When I married R, my mother-in-law bought me a set of idli moulds. Now, although I could tolerate them, they were never ever made in my kitchen. Although R doesn't mind eating them once in a while, he is not exactly a big fan. Another thing that discouraged me is the amount of washing involved after making idlis. I hated that my kitchen sink used to get full after them. So, the idli-moulds just sat in a corner of my kitchen, unused, for a very long time. They would get used only when either set of parents visited.
When I went to India this time with Pickles, Ma had made idlis.

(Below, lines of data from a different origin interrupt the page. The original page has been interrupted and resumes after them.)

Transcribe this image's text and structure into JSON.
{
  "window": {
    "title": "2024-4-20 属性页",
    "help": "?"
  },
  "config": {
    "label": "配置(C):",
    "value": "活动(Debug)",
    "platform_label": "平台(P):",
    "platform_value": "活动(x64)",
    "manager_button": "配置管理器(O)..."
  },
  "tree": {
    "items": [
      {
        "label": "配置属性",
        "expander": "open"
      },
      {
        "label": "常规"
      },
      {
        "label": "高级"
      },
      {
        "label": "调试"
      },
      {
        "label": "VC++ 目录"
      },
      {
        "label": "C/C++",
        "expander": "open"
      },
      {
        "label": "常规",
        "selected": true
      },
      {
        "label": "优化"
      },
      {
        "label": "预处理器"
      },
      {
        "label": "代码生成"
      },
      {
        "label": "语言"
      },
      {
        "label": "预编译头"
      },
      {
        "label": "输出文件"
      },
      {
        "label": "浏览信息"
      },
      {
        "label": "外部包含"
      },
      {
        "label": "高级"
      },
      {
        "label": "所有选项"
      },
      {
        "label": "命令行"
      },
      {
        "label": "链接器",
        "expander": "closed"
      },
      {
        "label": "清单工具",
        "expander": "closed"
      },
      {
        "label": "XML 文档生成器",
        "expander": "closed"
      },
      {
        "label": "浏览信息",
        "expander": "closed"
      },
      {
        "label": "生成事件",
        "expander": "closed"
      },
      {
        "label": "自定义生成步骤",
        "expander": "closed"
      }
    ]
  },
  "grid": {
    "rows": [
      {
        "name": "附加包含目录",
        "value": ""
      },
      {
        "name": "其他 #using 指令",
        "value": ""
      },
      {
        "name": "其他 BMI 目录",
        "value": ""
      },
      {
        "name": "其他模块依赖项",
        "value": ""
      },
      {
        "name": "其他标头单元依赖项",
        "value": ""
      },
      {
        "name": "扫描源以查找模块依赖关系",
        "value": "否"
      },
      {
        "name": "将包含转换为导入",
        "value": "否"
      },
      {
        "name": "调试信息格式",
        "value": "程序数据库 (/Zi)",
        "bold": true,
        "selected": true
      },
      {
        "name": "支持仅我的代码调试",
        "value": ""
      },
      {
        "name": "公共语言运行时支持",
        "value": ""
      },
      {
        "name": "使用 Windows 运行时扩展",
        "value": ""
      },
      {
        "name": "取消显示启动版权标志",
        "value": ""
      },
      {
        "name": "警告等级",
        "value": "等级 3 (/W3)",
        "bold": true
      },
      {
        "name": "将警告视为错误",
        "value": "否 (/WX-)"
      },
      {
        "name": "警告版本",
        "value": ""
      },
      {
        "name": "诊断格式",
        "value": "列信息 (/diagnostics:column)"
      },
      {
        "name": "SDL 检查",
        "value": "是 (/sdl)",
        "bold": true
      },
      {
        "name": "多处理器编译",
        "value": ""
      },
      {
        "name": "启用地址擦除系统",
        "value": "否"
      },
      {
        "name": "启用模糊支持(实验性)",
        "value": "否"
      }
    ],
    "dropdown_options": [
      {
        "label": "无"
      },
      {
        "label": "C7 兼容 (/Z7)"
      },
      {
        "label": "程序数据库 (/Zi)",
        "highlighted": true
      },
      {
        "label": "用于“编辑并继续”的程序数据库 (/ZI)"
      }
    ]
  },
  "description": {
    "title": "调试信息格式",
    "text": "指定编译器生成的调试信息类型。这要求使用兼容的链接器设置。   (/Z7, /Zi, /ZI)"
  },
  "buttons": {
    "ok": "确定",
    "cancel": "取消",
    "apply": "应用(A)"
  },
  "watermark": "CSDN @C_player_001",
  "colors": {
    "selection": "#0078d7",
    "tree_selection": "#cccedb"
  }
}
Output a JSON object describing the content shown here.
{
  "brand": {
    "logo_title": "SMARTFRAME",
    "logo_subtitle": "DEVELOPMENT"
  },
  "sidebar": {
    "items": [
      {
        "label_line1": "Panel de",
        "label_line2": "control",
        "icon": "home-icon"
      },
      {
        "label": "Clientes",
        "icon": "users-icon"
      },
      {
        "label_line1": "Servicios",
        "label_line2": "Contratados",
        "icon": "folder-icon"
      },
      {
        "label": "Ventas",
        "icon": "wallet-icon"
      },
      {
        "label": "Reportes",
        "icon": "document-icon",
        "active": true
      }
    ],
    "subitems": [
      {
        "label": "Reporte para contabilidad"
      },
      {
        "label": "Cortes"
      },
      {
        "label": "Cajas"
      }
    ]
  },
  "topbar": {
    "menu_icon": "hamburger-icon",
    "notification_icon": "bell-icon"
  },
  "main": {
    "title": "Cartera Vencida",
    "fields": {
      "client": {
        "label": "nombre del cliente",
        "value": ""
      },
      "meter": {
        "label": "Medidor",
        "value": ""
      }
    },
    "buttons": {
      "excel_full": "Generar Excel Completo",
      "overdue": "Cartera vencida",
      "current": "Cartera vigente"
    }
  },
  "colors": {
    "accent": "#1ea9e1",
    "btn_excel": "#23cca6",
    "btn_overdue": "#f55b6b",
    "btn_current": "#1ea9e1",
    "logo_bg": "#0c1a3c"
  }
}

She decided that Pickles had to try some or he would be idli-deprived for the rest of his life. But to her conviction and my surprise, he really loved them. Then she made them another day, he liked them again. So, Ma made sure she had written and sent the recipe with me, just in case I feel like making them sometime. As usual, she was right! With my vision of making Pickles a good eater, I try and cook as many new things for him as I can. And one day I just made idlis for breakfast on a whim. Just the eagerness on Pickles' face was good enough encouragement for me to make them again. And again. And again. So, idlis are now a staple breakfast for us once a week. I don't even mind eating them so much now.
Motherhood has brought about a lot of changes in me. This is just one minuscule thing. Maybe I will tell Pickles this story when he grows up. I'm not sure how I'd take it though, if he begins to hate them the way I did when I was a kid. Will I be more tolerant and understanding? Or will I just make sure he eats them, whether he likes it or not? I'm not entirely sure. Only time will tell.